Il film è chiaramente ispirato a fatti realmente accaduti e ai protagonisti della storia, già raccontata in un libro di successo negli Stati Uniti. Narra le prime fasi della guerra di Corea, durante le quali le forze americane, a cinque anni dalla fine del secondo conflitto mondiale, iniziarono a prepararsi all’azione. La Marina degli Stati Uniti formò così nuovi aviatori desiderosi di combattere nel famoso The Big Show.
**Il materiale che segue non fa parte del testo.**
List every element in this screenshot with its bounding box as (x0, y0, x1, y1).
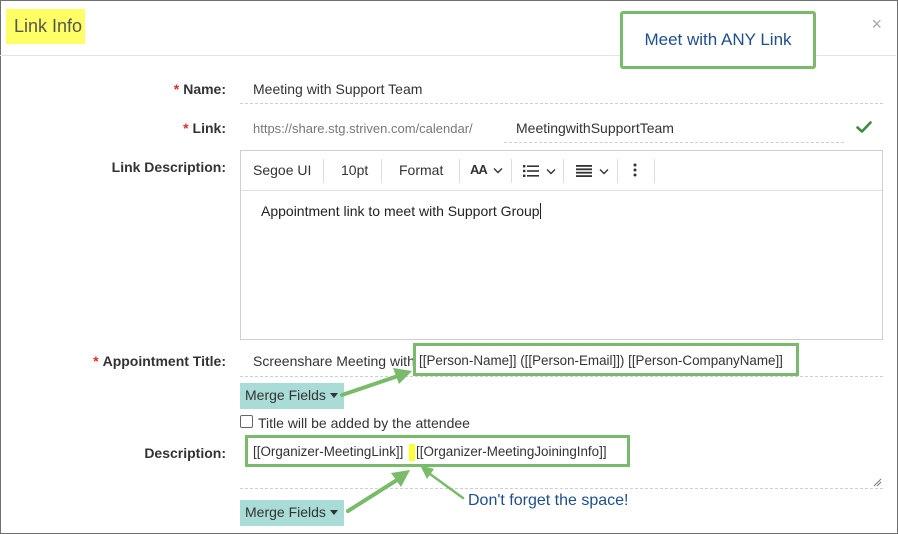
resize-handle-icon[interactable] (872, 477, 882, 487)
chevron-down-icon (599, 169, 609, 175)
description-value-part2: [[Organizer-MeetingJoiningInfo]] (416, 444, 607, 459)
link-label: * Link: (183, 120, 226, 136)
name-label: * Name: (173, 81, 226, 97)
callout-text: Meet with ANY Link (644, 30, 792, 49)
toolbar-divider (323, 159, 324, 183)
toolbar-divider (381, 159, 382, 183)
editor-content[interactable]: Appointment link to meet with Support Gr… (261, 203, 541, 219)
rich-text-editor[interactable]: Segoe UI 10pt Format AA Appointment link… (240, 150, 883, 340)
caret-down-icon (329, 510, 338, 515)
toolbar-divider (511, 159, 512, 183)
space-highlight (409, 444, 415, 461)
merge-fields-description-button[interactable]: Merge Fields (240, 500, 344, 526)
align-icon (576, 165, 592, 177)
text-size-button[interactable]: AA (470, 162, 503, 177)
more-vertical-icon (633, 163, 637, 177)
description-value-part1: [[Organizer-MeetingLink]] (253, 444, 404, 459)
text-caret (539, 203, 541, 219)
toolbar-divider (617, 159, 618, 183)
title-by-attendee-checkbox[interactable] (240, 415, 253, 428)
bulleted-list-icon (523, 165, 539, 177)
callout-meet-any-link: Meet with ANY Link (620, 11, 816, 69)
appointment-title-merge-value: [[Person-Name]] ([[Person-Email]]) [[Per… (419, 353, 783, 368)
link-description-label: Link Description: (111, 159, 226, 175)
font-size-dropdown[interactable]: 10pt (341, 162, 368, 178)
description-label: Description: (144, 445, 226, 461)
toolbar-divider (563, 159, 564, 183)
close-icon[interactable]: × (871, 14, 882, 35)
toolbar-divider (654, 159, 655, 183)
chevron-down-icon (493, 168, 503, 174)
name-value: Meeting with Support Team (253, 81, 423, 97)
link-slug-value: MeetingwithSupportTeam (516, 120, 674, 136)
checkmark-icon (856, 121, 872, 133)
more-options-button[interactable] (633, 163, 637, 180)
title-by-attendee-label: Title will be added by the attendee (258, 415, 470, 431)
merge-fields-title-button[interactable]: Merge Fields (240, 383, 344, 409)
font-family-dropdown[interactable]: Segoe UI (253, 162, 311, 178)
editor-toolbar: Segoe UI 10pt Format AA (241, 151, 882, 191)
link-prefix: https://share.stg.striven.com/calendar/ (253, 121, 473, 136)
space-note: Don't forget the space! (468, 492, 629, 509)
chevron-down-icon (546, 169, 556, 175)
bulleted-list-button[interactable] (523, 164, 556, 180)
align-button[interactable] (576, 164, 609, 180)
format-dropdown[interactable]: Format (399, 162, 443, 178)
appointment-title-prefix: Screenshare Meeting with (253, 353, 415, 369)
caret-down-icon (329, 393, 338, 398)
dialog-title: Link Info (14, 16, 83, 36)
toolbar-divider (459, 159, 460, 183)
appointment-title-label: * Appointment Title: (93, 353, 226, 369)
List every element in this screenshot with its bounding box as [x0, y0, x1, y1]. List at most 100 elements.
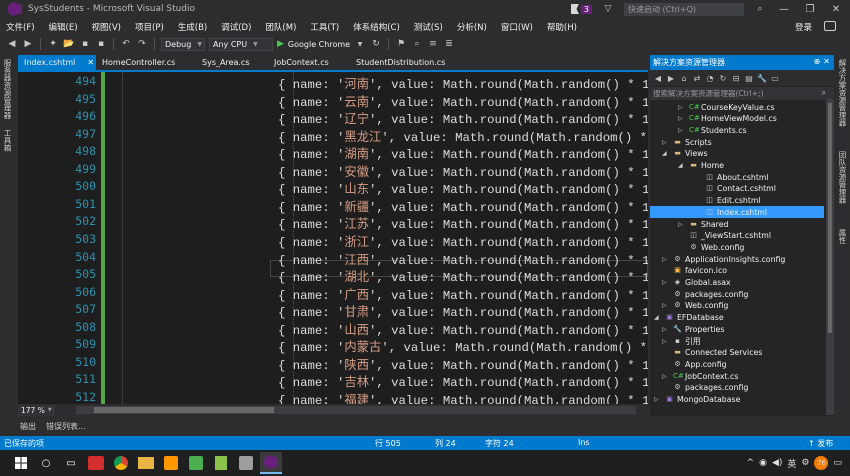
- tree-node[interactable]: ⚙ App.config: [662, 358, 726, 370]
- tab-index-cshtml[interactable]: Index.cshtml ✕: [18, 55, 96, 70]
- back-icon[interactable]: ◀: [6, 38, 18, 50]
- undo-icon[interactable]: ↶: [120, 38, 132, 50]
- tree-node[interactable]: ▷ ⚙ ApplicationInsights.config: [662, 253, 785, 265]
- save-all-icon[interactable]: ▪: [95, 38, 107, 50]
- scrollbar-thumb[interactable]: [94, 407, 274, 413]
- search-icon[interactable]: ⌕: [754, 3, 766, 15]
- comment-icon[interactable]: ≡: [427, 38, 439, 50]
- search-icon[interactable]: ⌕: [822, 88, 826, 98]
- menu-analyze[interactable]: 分析(N): [457, 21, 487, 33]
- tray-chevron-icon[interactable]: ^: [747, 458, 755, 468]
- expand-arrow-icon[interactable]: ▷: [662, 279, 670, 286]
- menu-architecture[interactable]: 体系结构(C): [353, 21, 400, 33]
- task-view-icon[interactable]: ▭: [60, 452, 82, 474]
- refresh-icon[interactable]: ↻: [370, 38, 382, 50]
- tree-node[interactable]: ⚙ packages.config: [662, 288, 748, 300]
- chrome-icon[interactable]: [110, 452, 132, 474]
- menu-project[interactable]: 项目(P): [135, 21, 164, 33]
- app-icon-green[interactable]: [185, 452, 207, 474]
- ime-indicator[interactable]: 英: [787, 457, 796, 470]
- tree-node[interactable]: ▷ C# HomeViewModel.cs: [678, 113, 777, 125]
- expand-arrow-icon[interactable]: ▷: [678, 104, 686, 111]
- notifications-button[interactable]: 3: [570, 4, 592, 14]
- sync-icon[interactable]: ⇄: [692, 73, 702, 83]
- tree-node[interactable]: ▷ ▣ MongoDatabase: [654, 394, 740, 406]
- filter-icon[interactable]: ▽: [602, 3, 614, 15]
- menu-help[interactable]: 帮助(H): [547, 21, 577, 33]
- expand-arrow-icon[interactable]: ▷: [662, 373, 670, 380]
- expand-arrow-icon[interactable]: ▷: [678, 221, 686, 228]
- tree-node[interactable]: ⚙ packages.config: [662, 382, 748, 394]
- app-icon-gray[interactable]: [235, 452, 257, 474]
- tree-node[interactable]: ▷ ▬ Shared: [678, 218, 728, 230]
- redo-icon[interactable]: ↷: [136, 38, 148, 50]
- tab-homecontroller[interactable]: HomeController.cs: [96, 55, 196, 70]
- visual-studio-task-icon[interactable]: [260, 452, 282, 474]
- forward-icon[interactable]: ▶: [22, 38, 34, 50]
- close-panel-icon[interactable]: ✕: [823, 57, 830, 66]
- show-all-files-icon[interactable]: ▤: [744, 73, 754, 83]
- properties-side-tab[interactable]: 属性: [837, 229, 848, 244]
- expand-arrow-icon[interactable]: ▷: [662, 326, 670, 333]
- notifications-center-icon[interactable]: ▭: [833, 458, 842, 468]
- refresh-icon[interactable]: ↻: [718, 73, 728, 83]
- tree-node[interactable]: ▷ ▬ Scripts: [662, 136, 712, 148]
- tab-studentdistribution[interactable]: StudentDistribution.cs: [350, 55, 470, 70]
- app-tray-icon[interactable]: ⚙: [801, 458, 809, 468]
- team-explorer-side-tab[interactable]: 团队资源管理器: [837, 151, 848, 204]
- scrollbar-thumb[interactable]: [828, 103, 832, 333]
- tree-node[interactable]: ◢ ▣ EFDatabase: [654, 312, 724, 324]
- tab-error-list[interactable]: 错误列表...: [46, 421, 86, 432]
- collapse-arrow-icon[interactable]: ◢: [662, 150, 670, 157]
- menu-file[interactable]: 文件(F): [6, 21, 35, 33]
- start-icon[interactable]: [10, 452, 32, 474]
- tab-jobcontext[interactable]: JobContext.cs: [268, 55, 350, 70]
- expand-arrow-icon[interactable]: ▷: [662, 338, 670, 345]
- tree-node[interactable]: ▷ C# Students.cs: [678, 124, 747, 136]
- tree-node[interactable]: ◫ Edit.cshtml: [694, 195, 761, 207]
- solution-configuration-select[interactable]: Debug ▼: [161, 37, 205, 51]
- feedback-icon[interactable]: [824, 21, 836, 31]
- tree-node[interactable]: ⚙ Web.config: [678, 241, 744, 253]
- tree-node[interactable]: ◫ _ViewStart.cshtml: [678, 230, 771, 242]
- tree-node[interactable]: ▣ favicon.ico: [662, 265, 727, 277]
- volume-icon[interactable]: ◀): [772, 458, 782, 468]
- horizontal-scrollbar[interactable]: [76, 406, 636, 414]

Il film Devotion si concentra in particolare sulla figura del tenente Tom Hudner, trasferito allo Squadrone da Combattimento 32, dove incontra e diventa amico del sottotenente Jesse Brown, l’unico membro afroamericano dell’unità. Hudner si integra nell’equipaggio e mostra doti di leadership, dimostrandosi un valido punto di riferimento durante l’impegnativo periodo di addestramento, che mette a dura prova i piloti e costa la vita a qualcuno di loro. Quando si avvicina il momento di scendere in campo, il legame tra i membri della squadra si rivela cruciale per il successo della missione.
devotion: tra cielo e terra
Con una durata di due ore e venti, inclusi i titoli di coda, Devotion rappresenta un dramma bellico privo di molte sorprese, proponendo narrazioni eroiche incentrate su sacrifici e coraggio. La retorica pervade gran parte della storia, non solo nelle scene d’azione, ma anche nel desiderio di mettere in luce le problematiche di una società profondamente razzista nei confronti delle persone di colore.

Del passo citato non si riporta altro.